CANopen device model
Version 4.1 of the CANopen application layer now features a field device model that is used for the interface-, device- and application profiles (Fig. 1). According to this a field device may feature several CANopen devices with separate CANopen interfaces. Every CANopen device is made up of up to eight logical devices. Thus a CANopen device may implement up to eight CANopen device profiles. Typical examples of this are multiple axes drives with additional I/O functions. A logical device may additionally be divided into virtual devices. This is done especially to describe application profiles (e.g. for lift controllers, photovoltaic systems or construction machinery). Application profiles enable a higher degree of plug-and-play functionality than device profiles.

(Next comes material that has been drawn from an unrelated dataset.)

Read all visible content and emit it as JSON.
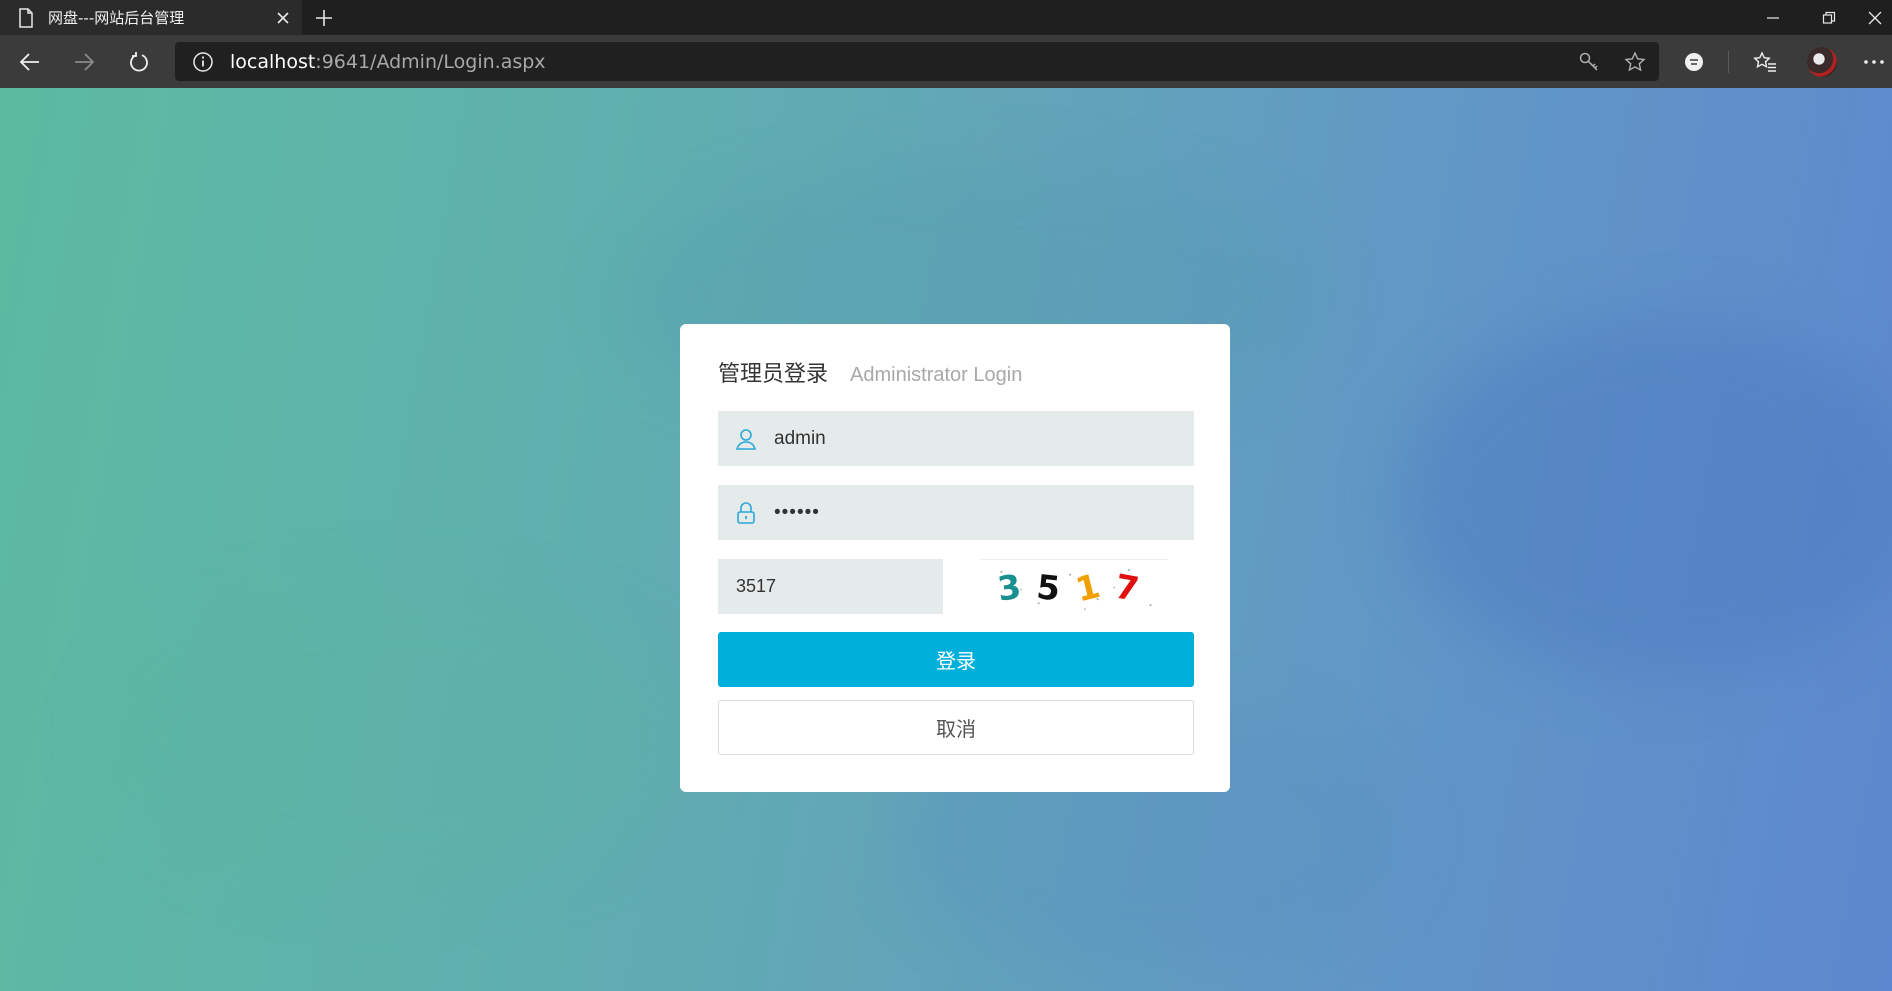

Device profiles use the specified process data, configuration data and diagnosis information just for device-internal agreements. Thus the digital inputs in the device profile for I/O modules (object 0x6000) corresponds with digital outputs of another device (object 0x6100). Application profiles provide network-wide agreements. Produced process data (e.g. sensor functions) and consumed process data (e.g. control variables) differ only in their access attributes (read only or read/write). Application profiles allow describing PDO transparent routers/gateways. Using device profiles this is only possible with many restrictions.
Sync message with counter
The Sync counter is one byte long. It is used to implement several virtual Sync messages in a network. This is a requirement e.g. for applications that need an evenly distributed bus load. One group of devices reacts to every even Sync message and the other group to the uneven Sync messages. The starting value to which a synchronous process data object (PDO) is to react, is configured in sub-index 6 of the respective communication parameter set.
The maximum counter value (the spillway value) can be configured in object 0x1019. For this it is important to remember that the value must be a multiple of the highest synchronous PDO cycle. This guarantees that the lowest frequency synchronous PDO will be transmitted in one counter cycle. With the Sync counter it is also possible to close control loops via the network. However, here one must consider the maximum delay of messages.